Die Wohnzimmerwand stellt auch ein Angebot im Sinne des Preisangabenrechtes dar. Dies ist notwendig, damit die PAngV überhaupt einschlägig ist. Für die Frage, ob ein Angebot vorliegt, behilft sich das OLG mit dem normal informierten, angemessen aufmerksamen und verständigen Durchschnittsverbraucher. Für das Vorliegen eines Angebotes muss der Gewerbetreibende mit den Besonderheiten des Erzeugnisses und mit einem Preis werben. Der Verbraucher fasst dies als Angebot auf, das Erzeugnis zu den in dieser Werbung genannten Konditionen kaufen zu können. Nach Auffassung des OLGs waren diese Voraussetzungen hier erfüllt. Der Verbraucher konnte ohne Weiteres davon ausgehen, die ausgestellte Wohnzimmerwohnwand zu dem ausgezeichneten Preis zu erwerben, auch wenn er erst durch Addition der Preise für die LED-Beleuchtung und für das Mediasystem zu einem Endpreis kommt. Es lag also ein Angebot vor, was zur Folge hatte, dass ein Gesamtpreis hätte genannt werden müssen. Dieser Gesamtpreis ist dann das Entgelt, was für den Erwerb der betreffenden Ware zu zahlen ist.
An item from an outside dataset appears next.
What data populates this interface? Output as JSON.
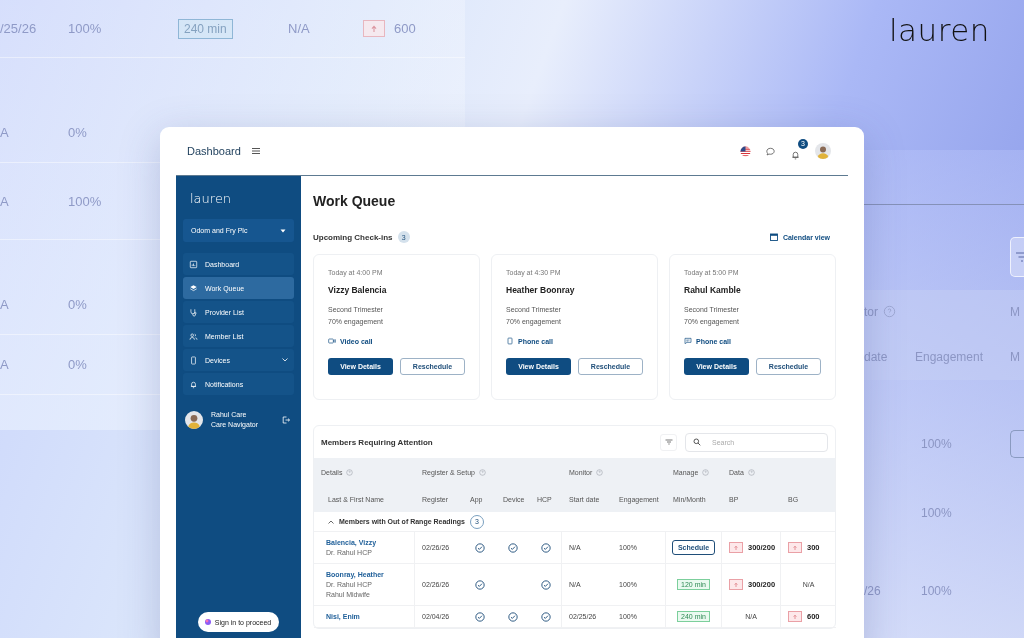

Dabei ist das unmittelbar angebotene und beworbene Erzeugnis maßgeblich mit der Folge, dass die Ausstellungsvariante der Wohnzimmerwohnwand mit LED-Beleuchtung und Mediasystem hätte ausgepreist sein müssen, denn die Wohnzimmerschrankwand stellt aus Sicht des angesprochenen Durchschnittsverbrauchers ein einheitliches Leistungsangebot dar. Die besonderen Preisschilder für die Wohnwand, LED-Beleuchtung und Audiosystem mögen dem Verbraucher verdeutlichen, dass er im Rahmen einer Bestellung die Wohnwand zum angegebenen Preis auch ohne LED-Beleuchtung und Mediasystem kaufen kann. Gleichwohl kann der Verbraucher auch daran interessiert sein, gerade exakt die ausgestellte Variante zu kaufen. In diesem Fall möchte der Verbraucher wissen, wieviel er bezahlen muss, wenn er genau dieses Angebot, so wie es ihm in der Ausstellung dargeboten wird, annimmt. Die Angabe dieses Endpreises fehlt hier, auch wenn der Interessierte mittels Addition der Einzelpreise zu einem Endpreis hätte kommen können. Dies genügt jedoch nicht den preisrechtlichen Vorgaben und die ausgestellte Ware zu den Einzelpreisen war damit unlauter.

 

Für die Praxis

Für den Hörakustiker bleibt es zunächst dabei, dass er keine Preise nennen muss, wenn er Hörgeräte im Schaufenster, in Geschäftsvitrinen oder auf Prospekten bewirbt. Das OLG hat diese Variante gar nicht erwähnt. Dies war aber auch nicht nötig, denn das vorliegend streitige Produkt wies eindeutig Preise aus. Dass keine Preise genannt werden müssen, hat der BGH in seinem Grundsatzurteil vom 10.11.2016 festgestellt (BGH, „Hörakustik“ 3/2017). Möchte der Hörakustiker jedoch Preiswerbung betreiben und nennt er Preise, so müssen dies Endpreise sein. Der Endpreis muss für die Produkteinheit

  • unmissverständlich
  • klar erkennbar
  • gut lesbar und
  • als Verkaufspreis

angegeben sein. Es reicht also nicht aus, nur das Hörgerät mit einem Preis zu bewerben, der weitere Features, Schallschläuche oder Doms nicht mitbeinhaltet. Der Preis an dem Hörgerät muss so gestaltet sein, dass der Kunde nur noch zuzugreifen braucht. Anderenfalls entstehen Missverständnisse und Unklarheiten, die zulasten des Werbenden gehen können. Es ist nach den Grundsätzen in dem hier besprochenen Urteil auch nicht empfehlenswert, neben dem Preis für das Hörgerät weitere Preise für Otoplastiken oder Features zu nennen. Dies ist, wie die vorliegende Entscheidung des OLGs zeigt, kein Endpreis. Eine Preisauszeichnung, bei welcher der Kunde erst durch eine Addition der verschiedenen Optionen beziehungsweise Varianten zu einem Endpreis kommt, ist ebenfalls unzulässig.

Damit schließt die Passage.